Only God has that power and insight. When Jesus looks at a person…when he looks at you and me…he does not see a failure or someone beyond hope. He sees a person capable of holiness, someone whose life can reveal the glory of God. Which brings us back to the question Jesus is teaching us to ask.
Instead of asking “Why is this happening?”, he invites us to ask: “How can the works of God be made visible here?” When someone we love is suffering, the question is not simply why. The question becomes: How can God bring grace out of this moment? When we encounter someone who seems broken or lost, the question is not what went wrong with them. The question becomes: What does God see in this person that I may be missing? And when we face struggles in our own lives, the question is not why me but rather: How might God be working through this in ways I cannot yet see?
Faith doesn’t always give us the answer to the “why.” But it does teach us where to look. It teaches us to look for the work of God, even in places where the world only sees darkness. It lays the foundation for the hope and expectation that whatever we are suffering is no match for the saving power of God.
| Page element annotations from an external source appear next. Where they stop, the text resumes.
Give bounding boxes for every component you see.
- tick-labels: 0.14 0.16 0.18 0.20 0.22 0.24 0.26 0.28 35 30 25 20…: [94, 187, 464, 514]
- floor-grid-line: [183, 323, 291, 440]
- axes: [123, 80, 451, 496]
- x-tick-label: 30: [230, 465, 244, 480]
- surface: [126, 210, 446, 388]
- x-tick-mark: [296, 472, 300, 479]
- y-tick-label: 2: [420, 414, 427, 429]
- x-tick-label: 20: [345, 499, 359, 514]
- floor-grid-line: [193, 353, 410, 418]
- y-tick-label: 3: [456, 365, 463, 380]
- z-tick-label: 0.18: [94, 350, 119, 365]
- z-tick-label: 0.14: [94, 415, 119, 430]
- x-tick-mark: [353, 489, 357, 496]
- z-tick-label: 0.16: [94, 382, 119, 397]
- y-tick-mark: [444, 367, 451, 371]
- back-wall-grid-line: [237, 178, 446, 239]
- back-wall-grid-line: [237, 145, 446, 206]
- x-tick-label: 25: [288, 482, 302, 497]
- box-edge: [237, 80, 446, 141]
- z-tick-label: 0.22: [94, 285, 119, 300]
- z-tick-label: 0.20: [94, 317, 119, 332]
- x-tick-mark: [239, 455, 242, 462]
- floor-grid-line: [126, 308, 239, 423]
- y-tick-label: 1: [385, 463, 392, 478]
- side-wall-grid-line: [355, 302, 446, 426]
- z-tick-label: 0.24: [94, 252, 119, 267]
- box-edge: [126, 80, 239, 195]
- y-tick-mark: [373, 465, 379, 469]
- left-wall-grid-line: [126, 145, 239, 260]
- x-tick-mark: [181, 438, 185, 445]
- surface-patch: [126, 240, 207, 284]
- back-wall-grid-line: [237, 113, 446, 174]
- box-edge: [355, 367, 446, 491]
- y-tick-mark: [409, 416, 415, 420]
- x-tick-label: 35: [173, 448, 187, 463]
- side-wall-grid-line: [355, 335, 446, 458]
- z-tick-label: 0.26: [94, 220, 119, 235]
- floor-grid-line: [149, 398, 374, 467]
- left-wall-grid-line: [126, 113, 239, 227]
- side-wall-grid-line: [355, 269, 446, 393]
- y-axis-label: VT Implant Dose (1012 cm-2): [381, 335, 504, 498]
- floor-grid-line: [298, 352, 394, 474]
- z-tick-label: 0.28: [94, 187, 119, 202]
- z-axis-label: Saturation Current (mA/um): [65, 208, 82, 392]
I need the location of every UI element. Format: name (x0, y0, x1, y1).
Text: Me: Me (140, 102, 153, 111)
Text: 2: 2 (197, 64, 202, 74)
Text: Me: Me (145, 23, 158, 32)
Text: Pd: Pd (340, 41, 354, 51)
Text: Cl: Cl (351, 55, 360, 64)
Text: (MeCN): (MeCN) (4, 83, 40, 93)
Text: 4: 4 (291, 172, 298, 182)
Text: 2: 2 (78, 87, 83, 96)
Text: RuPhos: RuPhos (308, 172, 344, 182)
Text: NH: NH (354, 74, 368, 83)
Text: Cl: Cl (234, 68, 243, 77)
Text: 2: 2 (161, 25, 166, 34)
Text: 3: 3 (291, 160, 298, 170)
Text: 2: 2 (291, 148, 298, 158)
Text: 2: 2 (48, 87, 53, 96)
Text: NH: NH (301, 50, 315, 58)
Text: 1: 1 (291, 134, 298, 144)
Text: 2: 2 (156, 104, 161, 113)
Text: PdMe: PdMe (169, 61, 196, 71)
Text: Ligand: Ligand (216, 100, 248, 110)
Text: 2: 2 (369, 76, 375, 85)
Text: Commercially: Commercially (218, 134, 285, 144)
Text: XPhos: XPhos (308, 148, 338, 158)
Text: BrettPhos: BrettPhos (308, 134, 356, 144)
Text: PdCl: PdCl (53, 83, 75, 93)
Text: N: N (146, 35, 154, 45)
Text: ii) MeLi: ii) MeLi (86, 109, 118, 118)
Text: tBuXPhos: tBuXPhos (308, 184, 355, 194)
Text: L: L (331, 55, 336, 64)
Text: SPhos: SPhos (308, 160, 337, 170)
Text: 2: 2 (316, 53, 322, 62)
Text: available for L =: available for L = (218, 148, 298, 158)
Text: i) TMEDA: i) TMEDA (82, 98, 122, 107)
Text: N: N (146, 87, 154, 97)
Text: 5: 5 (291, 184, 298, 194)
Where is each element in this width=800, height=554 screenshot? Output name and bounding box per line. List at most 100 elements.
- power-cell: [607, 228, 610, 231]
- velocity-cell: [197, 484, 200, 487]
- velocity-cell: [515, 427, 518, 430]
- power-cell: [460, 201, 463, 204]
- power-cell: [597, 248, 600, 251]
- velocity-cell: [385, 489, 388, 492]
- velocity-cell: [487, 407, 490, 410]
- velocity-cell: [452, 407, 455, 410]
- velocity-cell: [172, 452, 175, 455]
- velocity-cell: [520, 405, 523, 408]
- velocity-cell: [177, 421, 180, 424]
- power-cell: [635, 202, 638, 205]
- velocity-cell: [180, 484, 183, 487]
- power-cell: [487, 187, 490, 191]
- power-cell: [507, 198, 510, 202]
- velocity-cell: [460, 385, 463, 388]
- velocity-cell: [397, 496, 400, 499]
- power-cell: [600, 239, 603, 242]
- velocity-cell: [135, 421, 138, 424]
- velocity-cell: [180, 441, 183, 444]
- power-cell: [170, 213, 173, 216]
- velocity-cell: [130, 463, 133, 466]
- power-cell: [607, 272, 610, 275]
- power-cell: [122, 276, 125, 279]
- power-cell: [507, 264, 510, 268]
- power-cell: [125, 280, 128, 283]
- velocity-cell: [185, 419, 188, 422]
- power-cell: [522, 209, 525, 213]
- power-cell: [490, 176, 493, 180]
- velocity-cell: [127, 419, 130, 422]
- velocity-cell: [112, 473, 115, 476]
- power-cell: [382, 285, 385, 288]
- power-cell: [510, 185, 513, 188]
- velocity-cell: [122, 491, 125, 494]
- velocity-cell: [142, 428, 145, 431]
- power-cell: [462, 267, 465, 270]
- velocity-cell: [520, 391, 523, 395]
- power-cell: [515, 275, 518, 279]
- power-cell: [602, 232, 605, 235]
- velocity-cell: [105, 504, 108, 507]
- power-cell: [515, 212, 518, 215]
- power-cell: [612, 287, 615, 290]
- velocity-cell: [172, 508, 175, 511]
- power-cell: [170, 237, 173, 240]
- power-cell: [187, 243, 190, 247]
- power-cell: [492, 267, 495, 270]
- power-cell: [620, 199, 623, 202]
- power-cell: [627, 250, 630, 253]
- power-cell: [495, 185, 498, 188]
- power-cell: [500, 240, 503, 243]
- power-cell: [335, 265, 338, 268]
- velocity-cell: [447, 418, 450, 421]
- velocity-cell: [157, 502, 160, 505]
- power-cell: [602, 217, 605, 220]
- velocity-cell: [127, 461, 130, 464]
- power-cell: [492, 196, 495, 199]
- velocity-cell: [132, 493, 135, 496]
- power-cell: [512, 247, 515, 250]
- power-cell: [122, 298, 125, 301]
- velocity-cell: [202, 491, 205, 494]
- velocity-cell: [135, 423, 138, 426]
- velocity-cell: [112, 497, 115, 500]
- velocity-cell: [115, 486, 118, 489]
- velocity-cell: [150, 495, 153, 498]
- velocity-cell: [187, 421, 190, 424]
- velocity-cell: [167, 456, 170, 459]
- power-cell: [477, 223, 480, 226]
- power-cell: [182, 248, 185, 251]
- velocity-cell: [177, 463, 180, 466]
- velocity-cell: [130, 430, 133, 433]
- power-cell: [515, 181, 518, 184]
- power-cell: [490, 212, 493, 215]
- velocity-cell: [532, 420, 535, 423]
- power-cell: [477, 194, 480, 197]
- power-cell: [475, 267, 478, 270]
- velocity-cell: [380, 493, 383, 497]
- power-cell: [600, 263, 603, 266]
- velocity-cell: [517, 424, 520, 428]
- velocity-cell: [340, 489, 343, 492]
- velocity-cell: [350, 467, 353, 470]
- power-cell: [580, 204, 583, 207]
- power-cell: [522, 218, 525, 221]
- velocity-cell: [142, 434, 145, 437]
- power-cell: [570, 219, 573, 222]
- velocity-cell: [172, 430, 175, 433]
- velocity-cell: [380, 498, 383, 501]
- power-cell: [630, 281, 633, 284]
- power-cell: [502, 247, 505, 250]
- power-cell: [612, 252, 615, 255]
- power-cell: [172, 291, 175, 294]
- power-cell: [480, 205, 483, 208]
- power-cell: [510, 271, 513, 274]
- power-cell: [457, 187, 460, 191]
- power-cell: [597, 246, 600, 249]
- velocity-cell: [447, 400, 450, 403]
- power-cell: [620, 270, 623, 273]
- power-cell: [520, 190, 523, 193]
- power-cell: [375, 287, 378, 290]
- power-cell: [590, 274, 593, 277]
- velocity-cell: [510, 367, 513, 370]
That hope is at the heart of our faith and the beginning of miracles. Nothing…not sickness, not suffering, not even death itself…is stronger than the power of God. The resurrection of Jesus proves that.
Today’s Gospel invites us to pray for something very simple: the gift of clear, spiritual sight. The ability to see people as God sees them. The ability to trust that even in the darkest moments of life, God is still at work. The ability to recognize the work of God even when it appears in the most unexpected places. The real tragedy in today’s Gospel wasn’t the man who was born blind. The real tragedy was the people who could see but refused to recognize the work of God standing right in front of them. Let’s make sure we don’t become one of them but instead serve as witnesses to Jesus’ infinite power over the pain, suffering, and darkness of this world!